The recent report of the UK Committee On Climate Change is remarkably ambitious with its requirement to reduce greenhouse gas emissions by 42 per cent of the 1990 level within 12 years, that is by 2020.
However it can’t be done in the way suggested because energy efficiency, wind turbines and electric cars won’t make enough impact, and neither will it be possible to capture and store the CO2 from our current and proposed coal-fired stations. Such technology will not be available until at least 2020, and at the same time our ageing nuclear power stations will be on their last legs, often shut down as they are repaired.
We wouldn’t be facing this problem if we had followed the French example 30 years ago, when they built up to six nuclear power stations a year, and now produce three-quarters of their electricity this way with minimum CO2 and a sizeable export of surplus power.

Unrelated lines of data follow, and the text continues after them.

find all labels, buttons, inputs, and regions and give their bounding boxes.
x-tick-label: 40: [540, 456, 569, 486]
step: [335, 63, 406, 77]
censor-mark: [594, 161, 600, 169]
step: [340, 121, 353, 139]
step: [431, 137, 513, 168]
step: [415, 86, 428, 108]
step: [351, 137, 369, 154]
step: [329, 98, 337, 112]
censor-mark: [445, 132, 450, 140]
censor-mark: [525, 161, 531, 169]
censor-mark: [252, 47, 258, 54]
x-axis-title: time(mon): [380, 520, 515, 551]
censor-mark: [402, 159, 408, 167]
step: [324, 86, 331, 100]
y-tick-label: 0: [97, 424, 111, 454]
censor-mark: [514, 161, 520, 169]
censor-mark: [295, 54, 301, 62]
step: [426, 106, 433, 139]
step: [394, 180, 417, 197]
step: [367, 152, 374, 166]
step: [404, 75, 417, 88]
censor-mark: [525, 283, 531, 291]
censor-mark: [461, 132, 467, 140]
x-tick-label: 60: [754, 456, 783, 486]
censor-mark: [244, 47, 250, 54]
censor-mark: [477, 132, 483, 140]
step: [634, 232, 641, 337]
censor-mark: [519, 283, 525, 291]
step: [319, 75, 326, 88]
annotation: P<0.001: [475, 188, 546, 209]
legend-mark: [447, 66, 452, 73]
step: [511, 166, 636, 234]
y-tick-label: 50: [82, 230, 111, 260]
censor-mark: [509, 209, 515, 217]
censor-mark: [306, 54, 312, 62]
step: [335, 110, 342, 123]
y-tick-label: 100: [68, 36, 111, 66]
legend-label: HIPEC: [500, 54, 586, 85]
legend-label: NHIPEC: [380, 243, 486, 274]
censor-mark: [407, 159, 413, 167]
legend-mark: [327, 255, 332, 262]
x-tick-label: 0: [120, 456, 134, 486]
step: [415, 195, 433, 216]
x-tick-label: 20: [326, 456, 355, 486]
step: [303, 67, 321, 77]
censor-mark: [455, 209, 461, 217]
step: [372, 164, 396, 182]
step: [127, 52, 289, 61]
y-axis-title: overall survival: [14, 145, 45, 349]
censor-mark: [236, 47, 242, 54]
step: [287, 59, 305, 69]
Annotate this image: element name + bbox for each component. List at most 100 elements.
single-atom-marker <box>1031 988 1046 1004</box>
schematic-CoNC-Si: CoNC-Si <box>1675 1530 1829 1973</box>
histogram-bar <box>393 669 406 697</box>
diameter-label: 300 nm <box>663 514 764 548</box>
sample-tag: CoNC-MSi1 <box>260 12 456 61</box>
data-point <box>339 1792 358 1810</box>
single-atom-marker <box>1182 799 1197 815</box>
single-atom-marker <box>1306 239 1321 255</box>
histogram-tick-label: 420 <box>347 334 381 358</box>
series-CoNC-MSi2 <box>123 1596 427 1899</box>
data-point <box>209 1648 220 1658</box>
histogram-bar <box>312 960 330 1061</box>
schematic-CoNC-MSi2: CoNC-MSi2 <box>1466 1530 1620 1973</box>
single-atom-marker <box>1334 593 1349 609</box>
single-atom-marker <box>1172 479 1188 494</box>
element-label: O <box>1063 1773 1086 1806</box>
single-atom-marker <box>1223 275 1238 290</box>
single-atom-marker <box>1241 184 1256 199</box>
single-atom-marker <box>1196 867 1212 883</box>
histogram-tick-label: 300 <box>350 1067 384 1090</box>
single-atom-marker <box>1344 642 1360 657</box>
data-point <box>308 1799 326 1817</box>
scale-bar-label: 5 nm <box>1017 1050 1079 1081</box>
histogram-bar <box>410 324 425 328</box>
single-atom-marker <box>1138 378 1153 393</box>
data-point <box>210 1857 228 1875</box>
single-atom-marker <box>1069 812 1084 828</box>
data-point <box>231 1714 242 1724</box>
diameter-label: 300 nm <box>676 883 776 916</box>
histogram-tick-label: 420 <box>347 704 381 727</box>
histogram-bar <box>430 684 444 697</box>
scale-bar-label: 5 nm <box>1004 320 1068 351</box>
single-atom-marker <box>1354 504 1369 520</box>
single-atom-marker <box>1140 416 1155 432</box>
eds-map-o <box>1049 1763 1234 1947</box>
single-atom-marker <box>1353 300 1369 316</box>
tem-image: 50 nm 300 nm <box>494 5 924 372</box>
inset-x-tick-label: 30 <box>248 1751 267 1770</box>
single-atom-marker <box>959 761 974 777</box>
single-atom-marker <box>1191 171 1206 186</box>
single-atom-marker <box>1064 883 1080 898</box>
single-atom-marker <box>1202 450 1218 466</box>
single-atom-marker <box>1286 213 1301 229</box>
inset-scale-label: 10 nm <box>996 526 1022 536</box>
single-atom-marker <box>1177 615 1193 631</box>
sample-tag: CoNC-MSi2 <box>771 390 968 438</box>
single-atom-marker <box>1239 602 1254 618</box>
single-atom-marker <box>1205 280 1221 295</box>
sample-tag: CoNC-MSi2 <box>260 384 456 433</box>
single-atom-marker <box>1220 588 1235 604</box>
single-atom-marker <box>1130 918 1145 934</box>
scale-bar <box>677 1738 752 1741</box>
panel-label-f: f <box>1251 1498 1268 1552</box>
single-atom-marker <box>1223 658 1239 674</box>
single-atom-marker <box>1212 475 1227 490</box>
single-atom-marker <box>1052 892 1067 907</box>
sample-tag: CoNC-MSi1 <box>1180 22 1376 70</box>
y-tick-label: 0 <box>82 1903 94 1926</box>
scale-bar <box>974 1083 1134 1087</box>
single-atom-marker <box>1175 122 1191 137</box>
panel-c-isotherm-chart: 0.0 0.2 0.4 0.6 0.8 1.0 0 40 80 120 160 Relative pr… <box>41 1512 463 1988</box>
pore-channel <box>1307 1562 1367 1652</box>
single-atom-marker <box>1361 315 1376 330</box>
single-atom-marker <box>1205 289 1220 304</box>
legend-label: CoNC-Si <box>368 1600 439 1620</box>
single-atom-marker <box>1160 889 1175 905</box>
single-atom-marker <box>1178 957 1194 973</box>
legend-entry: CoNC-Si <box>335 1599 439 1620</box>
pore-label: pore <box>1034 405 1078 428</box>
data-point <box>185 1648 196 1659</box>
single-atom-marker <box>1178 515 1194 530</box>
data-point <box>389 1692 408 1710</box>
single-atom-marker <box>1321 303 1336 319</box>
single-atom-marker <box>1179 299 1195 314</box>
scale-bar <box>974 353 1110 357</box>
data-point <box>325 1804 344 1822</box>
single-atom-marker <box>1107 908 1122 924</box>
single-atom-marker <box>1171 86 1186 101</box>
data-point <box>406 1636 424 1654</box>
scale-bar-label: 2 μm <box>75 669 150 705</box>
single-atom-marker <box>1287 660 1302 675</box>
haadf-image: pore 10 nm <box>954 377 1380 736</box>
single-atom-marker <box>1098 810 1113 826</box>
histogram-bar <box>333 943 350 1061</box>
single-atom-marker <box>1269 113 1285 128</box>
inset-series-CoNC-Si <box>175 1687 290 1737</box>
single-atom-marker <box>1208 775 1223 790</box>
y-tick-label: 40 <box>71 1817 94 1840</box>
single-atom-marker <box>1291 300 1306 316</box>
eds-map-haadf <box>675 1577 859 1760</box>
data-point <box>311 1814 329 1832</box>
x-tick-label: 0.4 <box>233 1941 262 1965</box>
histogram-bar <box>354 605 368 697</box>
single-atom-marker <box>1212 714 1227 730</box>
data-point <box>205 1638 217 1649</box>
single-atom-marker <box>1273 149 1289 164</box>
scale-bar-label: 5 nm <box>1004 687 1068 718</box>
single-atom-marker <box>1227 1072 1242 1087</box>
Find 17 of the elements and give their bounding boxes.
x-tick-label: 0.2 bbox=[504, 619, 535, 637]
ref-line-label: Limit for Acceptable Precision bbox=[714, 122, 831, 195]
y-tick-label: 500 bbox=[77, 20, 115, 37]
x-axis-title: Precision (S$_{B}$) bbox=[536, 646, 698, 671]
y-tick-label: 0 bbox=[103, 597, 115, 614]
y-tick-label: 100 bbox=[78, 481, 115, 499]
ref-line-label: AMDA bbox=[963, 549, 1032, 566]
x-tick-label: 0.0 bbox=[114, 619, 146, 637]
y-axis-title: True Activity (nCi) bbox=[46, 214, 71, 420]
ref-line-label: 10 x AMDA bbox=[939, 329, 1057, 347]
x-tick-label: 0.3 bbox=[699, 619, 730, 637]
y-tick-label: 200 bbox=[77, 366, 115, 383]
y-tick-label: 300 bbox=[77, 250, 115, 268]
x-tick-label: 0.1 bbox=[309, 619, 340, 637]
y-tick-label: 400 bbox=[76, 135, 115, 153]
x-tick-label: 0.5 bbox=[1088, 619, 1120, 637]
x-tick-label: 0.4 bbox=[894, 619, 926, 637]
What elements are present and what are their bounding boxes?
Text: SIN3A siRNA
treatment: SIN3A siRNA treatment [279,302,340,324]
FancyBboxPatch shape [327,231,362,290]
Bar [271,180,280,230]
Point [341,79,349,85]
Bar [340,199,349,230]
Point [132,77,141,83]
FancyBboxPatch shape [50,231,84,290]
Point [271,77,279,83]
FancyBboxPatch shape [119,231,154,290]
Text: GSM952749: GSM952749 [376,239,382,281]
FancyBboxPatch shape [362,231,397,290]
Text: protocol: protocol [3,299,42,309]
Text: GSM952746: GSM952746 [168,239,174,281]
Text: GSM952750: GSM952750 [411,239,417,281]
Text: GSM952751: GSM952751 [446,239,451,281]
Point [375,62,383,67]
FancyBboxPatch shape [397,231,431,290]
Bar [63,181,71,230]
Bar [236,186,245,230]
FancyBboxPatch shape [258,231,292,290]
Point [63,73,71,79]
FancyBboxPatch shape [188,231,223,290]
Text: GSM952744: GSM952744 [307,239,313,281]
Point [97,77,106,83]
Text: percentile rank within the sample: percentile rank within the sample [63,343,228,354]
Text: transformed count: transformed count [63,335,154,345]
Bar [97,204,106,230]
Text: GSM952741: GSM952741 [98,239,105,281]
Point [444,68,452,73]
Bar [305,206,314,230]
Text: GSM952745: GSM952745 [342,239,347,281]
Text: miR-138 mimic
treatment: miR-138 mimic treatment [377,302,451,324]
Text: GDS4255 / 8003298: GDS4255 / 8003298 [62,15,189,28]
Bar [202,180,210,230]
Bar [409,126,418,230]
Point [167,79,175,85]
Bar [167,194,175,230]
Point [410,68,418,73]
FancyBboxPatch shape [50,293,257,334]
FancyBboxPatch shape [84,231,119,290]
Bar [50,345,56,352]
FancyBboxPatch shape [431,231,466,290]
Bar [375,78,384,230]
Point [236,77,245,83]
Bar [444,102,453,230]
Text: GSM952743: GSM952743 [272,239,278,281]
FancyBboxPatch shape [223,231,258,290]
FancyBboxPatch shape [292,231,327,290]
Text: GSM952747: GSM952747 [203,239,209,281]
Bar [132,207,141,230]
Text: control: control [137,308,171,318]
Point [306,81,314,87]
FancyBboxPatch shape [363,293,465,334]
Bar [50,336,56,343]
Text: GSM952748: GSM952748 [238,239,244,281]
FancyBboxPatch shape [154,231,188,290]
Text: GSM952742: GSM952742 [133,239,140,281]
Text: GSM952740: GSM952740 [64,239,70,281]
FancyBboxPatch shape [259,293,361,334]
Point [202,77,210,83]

However, the nuclear power industry suffered a very negative image with the expectation that it was dangerous following the meltdown at Chernobyl and the Three Mile Island scare in the USA.
Additionally, there wasn’t a simple way of getting rid of the radioactive waste, and with greater demand the limited supply of uranium fuel would not last long.
It’s also argued that such power stations would be a target for terrorists but perhaps the biggest worry has been the possibility that the current designs allow weapon-grade plutonium to be produced, and the fewer countries doing this the better.
But there is a design available for nuclear power that covers all these concerns and would meet all the planet’s electricity requirements, as well as allowing desalination of water, space heating in houses, powering electric cars and the closing down of coal power stations.
A 30-year research programme in the US was closed down for political reasons just before completion. They had all but demonstrated that an Integral Fast Reactor, a breeder reactor, would sort out all the above problems. They couldn’t make it meltdown, however hard they tried, and, as it only uses the spent fuel from the other reactors to make its own fuel, it has very minimal waste. It is impossible to get plutonium from it, and it can be underground so that it is safe from attack.
It will take longer than 12 years to build them, but the government should start now as well as granting generous bursaries to students studying nuclear technology.